Tisha: Thought about your challenge. Looked at the pictures sent in by the people who made “Uglies” and discovered I do not think these creations are ugly and I asked myself “Why don’t I think these things are ugly?” I rolled this around for about 5 minutes and then I realized that UGLY, for me, is in intention – that is to say, if a thing does no harm then it is not ugly to me. I found many of the creatures from this Flickr group adorable.

Kim: Thanks for sharing your perspective on ugly. I hadn’t thought about the benign effect of “ugly” creatures taking away from their ugliness. You’ve brought me to a whole new level of thinking on this. If you were to create an ugly creature yourself, how would you make it ugly?

Tisha: I don’ know if I would want to spend time making such a thing – but it would have to have pins or shards of glass or be covered in a toxic substance, with the intention to cause harm. Do you think there is a difference between UGLY and REPULSIVE? Because, for me, something that is repulsive is hard to look at but does not necessarily mean to cause harm. I might be spinning my wheels here. I so understand that most people think of ugly as you intended in your challenge, it’s just that the more I thought about making something ugly the harder it was to think something up that would be passive, and that’s when I realised UGLY to me is: a high school student who is mean to a classmate, a parent who neglects their child…

I’d always thought of the difference between ugly and repulsive as the difference between something being thoroughly unattractive and something that repels me physically – a repulsive thing evokes a physical response, be it a cringe, a wrinkling of the nose, a turning stomach.
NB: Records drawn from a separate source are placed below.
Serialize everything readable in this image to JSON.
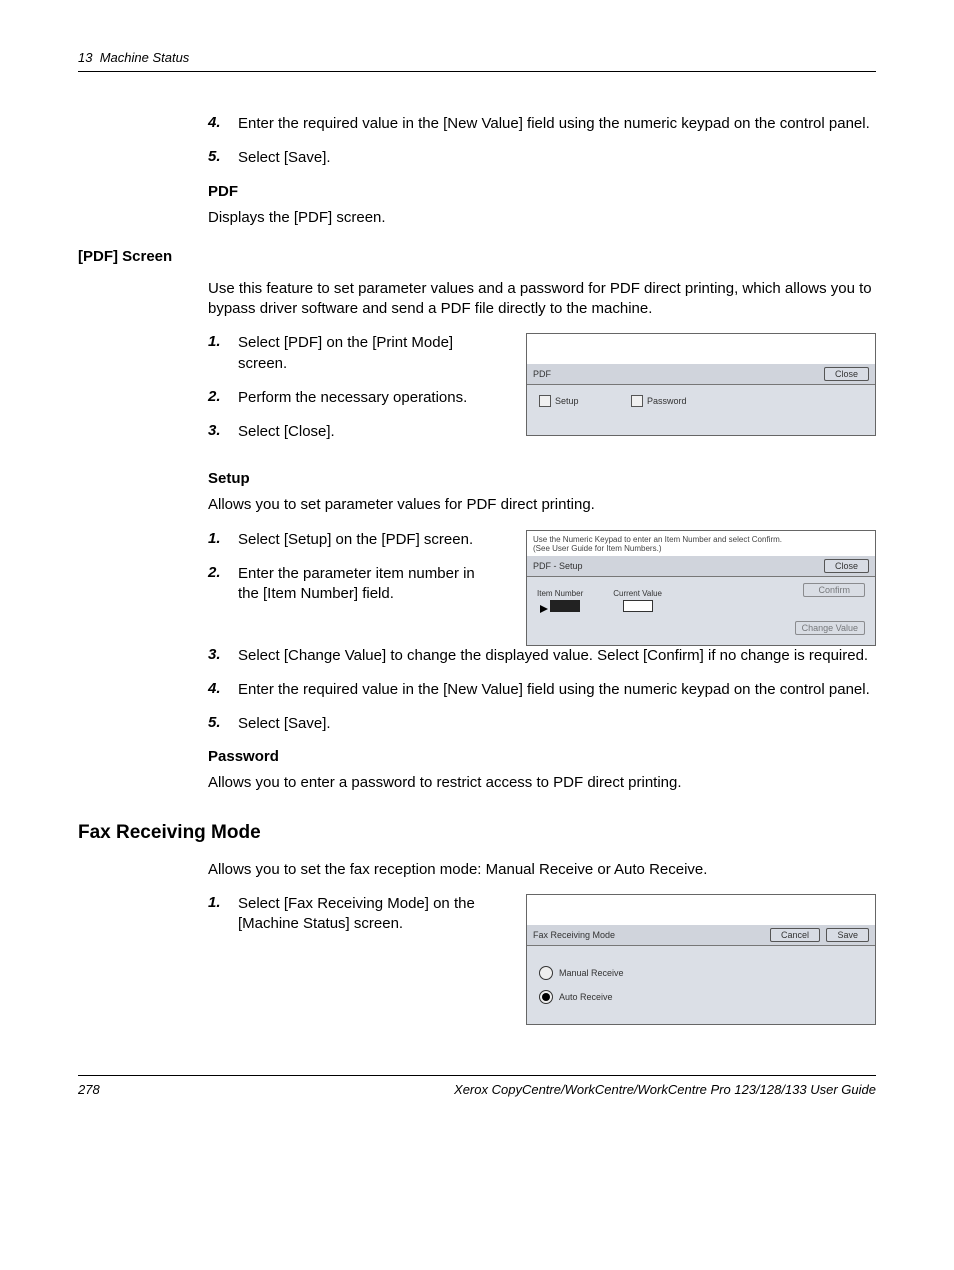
{
  "header": {
    "chapter": "13",
    "title": "Machine Status"
  },
  "step4": "Enter the required value in the [New Value] field using the numeric keypad on the control panel.",
  "step5": "Select [Save].",
  "pdf": {
    "heading": "PDF",
    "desc": "Displays the [PDF] screen."
  },
  "pdfScreen": {
    "title": "[PDF] Screen",
    "intro": "Use this feature to set parameter values and a password for PDF direct printing, which allows you to bypass driver software and send a PDF file directly to the machine.",
    "s1": "Select [PDF] on the [Print Mode] screen.",
    "s2": "Perform the necessary operations.",
    "s3": "Select [Close].",
    "mock": {
      "title": "PDF",
      "close": "Close",
      "setup": "Setup",
      "password": "Password"
    }
  },
  "setup": {
    "heading": "Setup",
    "desc": "Allows you to set parameter values for PDF direct printing.",
    "s1": "Select [Setup] on the [PDF] screen.",
    "s2": "Enter the parameter item number in the [Item Number] field.",
    "s3": "Select [Change Value] to change the displayed value. Select [Confirm] if no change is required.",
    "s4": "Enter the required value in the [New Value] field using the numeric keypad on the control panel.",
    "s5": "Select [Save].",
    "mock": {
      "hint": "Use the Numeric Keypad to enter an Item Number and select Confirm.\n(See User Guide for Item Numbers.)",
      "title": "PDF - Setup",
      "close": "Close",
      "itemnum": "Item Number",
      "curval": "Current Value",
      "confirm": "Confirm",
      "change": "Change Value"
    }
  },
  "password": {
    "heading": "Password",
    "desc": "Allows you to enter a password to restrict access to PDF direct printing."
  },
  "fax": {
    "heading": "Fax Receiving Mode",
    "desc": "Allows you to set the fax reception mode: Manual Receive or Auto Receive.",
    "s1": "Select [Fax Receiving Mode] on the [Machine Status] screen.",
    "mock": {
      "title": "Fax Receiving Mode",
      "cancel": "Cancel",
      "save": "Save",
      "manual": "Manual Receive",
      "auto": "Auto Receive"
    }
  },
  "footer": {
    "page": "278",
    "guide": "Xerox CopyCentre/WorkCentre/WorkCentre Pro 123/128/133 User Guide"
  }
}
Tisha’s perspective on ugly as being defined by the intention to do harm – where ugly is determined based on behavior – is one I hadn’t considered with respect to this project.

Now that she mentions it, of course I think ugly behaviour is uglier than anything that’s only ugly on the surface – and certainly beautiful people can be hideous.

Having had this perspective brought to your attention, do you think it’ll affect your approach to making an ugly creature for the challenge?